Since motion blur in ray tracing is traditionally accomplished through the use of multiple sampling rays throughout time, the number of these rays controls the quality of the resultant blur effect (fig. 9). Higher values for the number of rays help remove noise, which improves the look of the blur. In practice, 16 time samples proved sufficient for scenes with a small amount of blur, while as many as 48 samples were necessary to adequately remove noise from scenes with fast-moving objects.
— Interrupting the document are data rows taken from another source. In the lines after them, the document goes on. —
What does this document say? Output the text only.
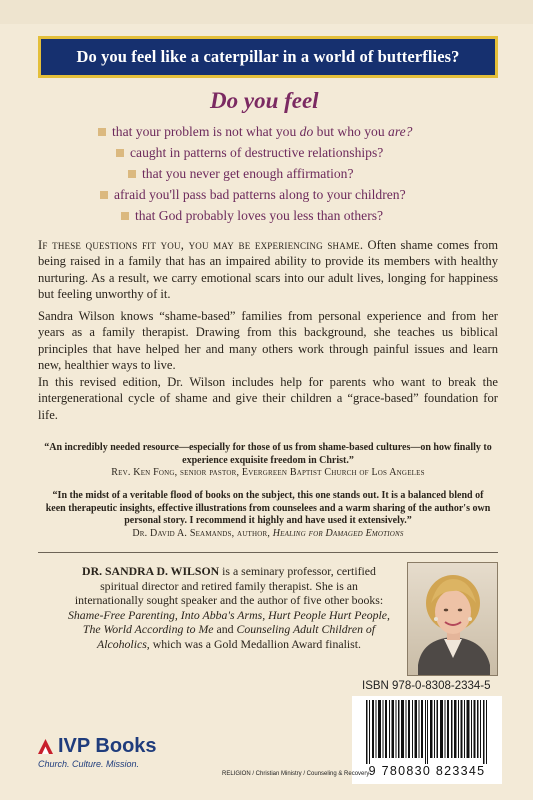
Do you feel like a caterpillar in a world of butterflies?
Do you feel
that your problem is not what you do but who you are?
caught in patterns of destructive relationships?
that you never get enough affirmation?
afraid you'll pass bad patterns along to your children?
that God probably loves you less than others?
If these questions fit you, you may be experiencing shame. Often shame comes from being raised in a family that has an impaired ability to provide its members with healthy nurturing. As a result, we carry emotional scars into our adult lives, longing for happiness but feeling unworthy of it.
Sandra Wilson knows “shame-based” families from personal experience and from her years as a family therapist. Drawing from this background, she teaches us biblical principles that have helped her and many others work through painful issues and learn new, healthier ways to live.
In this revised edition, Dr. Wilson includes help for parents who want to break the intergenerational cycle of shame and give their children a “grace-based” foundation for life.
“An incredibly needed resource—especially for those of us from shame-based cultures—on how finally to experience exquisite freedom in Christ.”
Rev. Ken Fong, senior pastor, Evergreen Baptist Church of Los Angeles
“In the midst of a veritable flood of books on the subject, this one stands out. It is a balanced blend of keen therapeutic insights, effective illustrations from counselees and a warm sharing of the author's own personal story. I recommend it highly and have used it extensively.”
Dr. David A. Seamands, author, Healing for Damaged Emotions
DR. SANDRA D. WILSON is a seminary professor, certified spiritual director and retired family therapist. She is an internationally sought speaker and the author of five other books: Shame-Free Parenting, Into Abba's Arms, Hurt People Hurt People, The World According to Me and Counseling Adult Children of Alcoholics, which was a Gold Medallion Award finalist.
ISBN 978-0-8308-2334-5
9 780830 823345
IVP Books
Church. Culture. Mission.
RELIGION / Christian Ministry / Counseling & Recovery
The number of samples necessary increases with the magnitude of motion because the color values returned from the samples will have greater variation between them.

Figure 9: From left to right: 1, 4, 16, and 64 motion blur samples

The weight of the samples as compared to the time window is currently a uniform distribution, but a Gaussian or other filter could be used as well. Using a Gaussian filter would cause time samples closer to the center of the sampling window to be weighted more heavily, thereby decreasing the overall appearance of the blur. It will be left to future exploration to determine which weight filter for the samples yields the most perceptually realistic results.

Jittered Sampling

Figure 10: Jittered sampling (left) vs. 4 non-jittered samples (middle) and 8 non-jittered samples (right)
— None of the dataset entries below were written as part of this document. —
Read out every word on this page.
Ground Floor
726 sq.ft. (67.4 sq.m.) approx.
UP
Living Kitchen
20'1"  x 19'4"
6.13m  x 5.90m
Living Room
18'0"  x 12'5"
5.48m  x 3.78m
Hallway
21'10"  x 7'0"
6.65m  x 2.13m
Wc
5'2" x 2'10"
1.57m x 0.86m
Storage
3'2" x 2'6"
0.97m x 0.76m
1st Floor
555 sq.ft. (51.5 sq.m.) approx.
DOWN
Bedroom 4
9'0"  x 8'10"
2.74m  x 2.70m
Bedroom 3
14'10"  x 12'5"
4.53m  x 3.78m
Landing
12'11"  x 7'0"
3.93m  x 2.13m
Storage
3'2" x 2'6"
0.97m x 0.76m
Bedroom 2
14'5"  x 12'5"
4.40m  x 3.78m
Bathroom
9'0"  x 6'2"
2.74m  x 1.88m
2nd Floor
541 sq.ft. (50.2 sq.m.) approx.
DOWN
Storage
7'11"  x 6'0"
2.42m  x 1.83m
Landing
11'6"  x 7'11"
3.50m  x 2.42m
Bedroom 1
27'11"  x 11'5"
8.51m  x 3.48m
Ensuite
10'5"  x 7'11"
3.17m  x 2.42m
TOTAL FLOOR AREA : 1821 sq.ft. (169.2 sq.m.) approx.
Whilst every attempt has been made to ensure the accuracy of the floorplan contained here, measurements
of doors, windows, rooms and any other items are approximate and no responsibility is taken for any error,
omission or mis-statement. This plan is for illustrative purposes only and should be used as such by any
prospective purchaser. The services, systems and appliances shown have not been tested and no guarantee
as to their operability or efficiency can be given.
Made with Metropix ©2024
Jittered sampling is an essential feature for implementing motion blur in ray tracing because of the very noticeable strobing effects that occur without its use (fig. 10). Jittering the samples allows the entirety of the camera shutter length to be sampled rather than a finite number of time steps. Jittering nonetheless adds noise, but the strobing artifacts associated with non-jittered sampling are so pronounced that the noise is a necessary evil.

An important note of concern for animation purposes is the sampling noise introduced within each sampling cell, and how that noise is perceived from one frame to the next. In this implementation, the random distribution is irrespective of time and therefore is fixed across multiple frames.

Camera Location Movement

Figure 11: Camera location movement along the X-axis (left), Y-axis (middle), and Z-axis (right). Note that the point-of-interest was kept static in the middle of the scene during the camera motion.

Another type of motion blur is to change the position or orientation of the camera and sample this motion throughout time. Altering the position of the camera while keeping the point-of-interest static means that the orientation of the camera changes as well. If the position and point-of-interest move with the same rate, then the orientation of the camera remains fixed. In this manner, a great deal of control over the camera movement can be achieved. Altering just the camera location along all three axes (fig. 11) is possible.

Camera Point-Of-Interest Movement

By changing the focal point of the camera, the orientation can be changed without altering the location. Combined with the methods mentioned in the previous section, this means that all possible 6-DOF camera movements can have appropriate motion blur applied.

Figure 12: Camera point-of-interest movement along the X-axis (left), Y-axis (middle), and Z-axis (right). Note that the location of the camera was kept static during the orientation change.

Conclusions and Future Work

As mentioned earlier, the goal of this project was to build a starting point for future research into the perceptual properties of motion blur in ray tracing. This goal was met with success, given that all initially-proposed features were explored and implemented.

With this variety of features, from full camera control to sampling quality, a wide array of variables can be isolated and tested in a research setting. These results can then be analyzed to develop a rough idea of the degree of sampling necessary to produce clean-looking motion blur, both in static images and animation. Furthermore, other motion blur settings can be tested (such as the weight filter mentioned earlier) to determine the most perceptually realistic settings.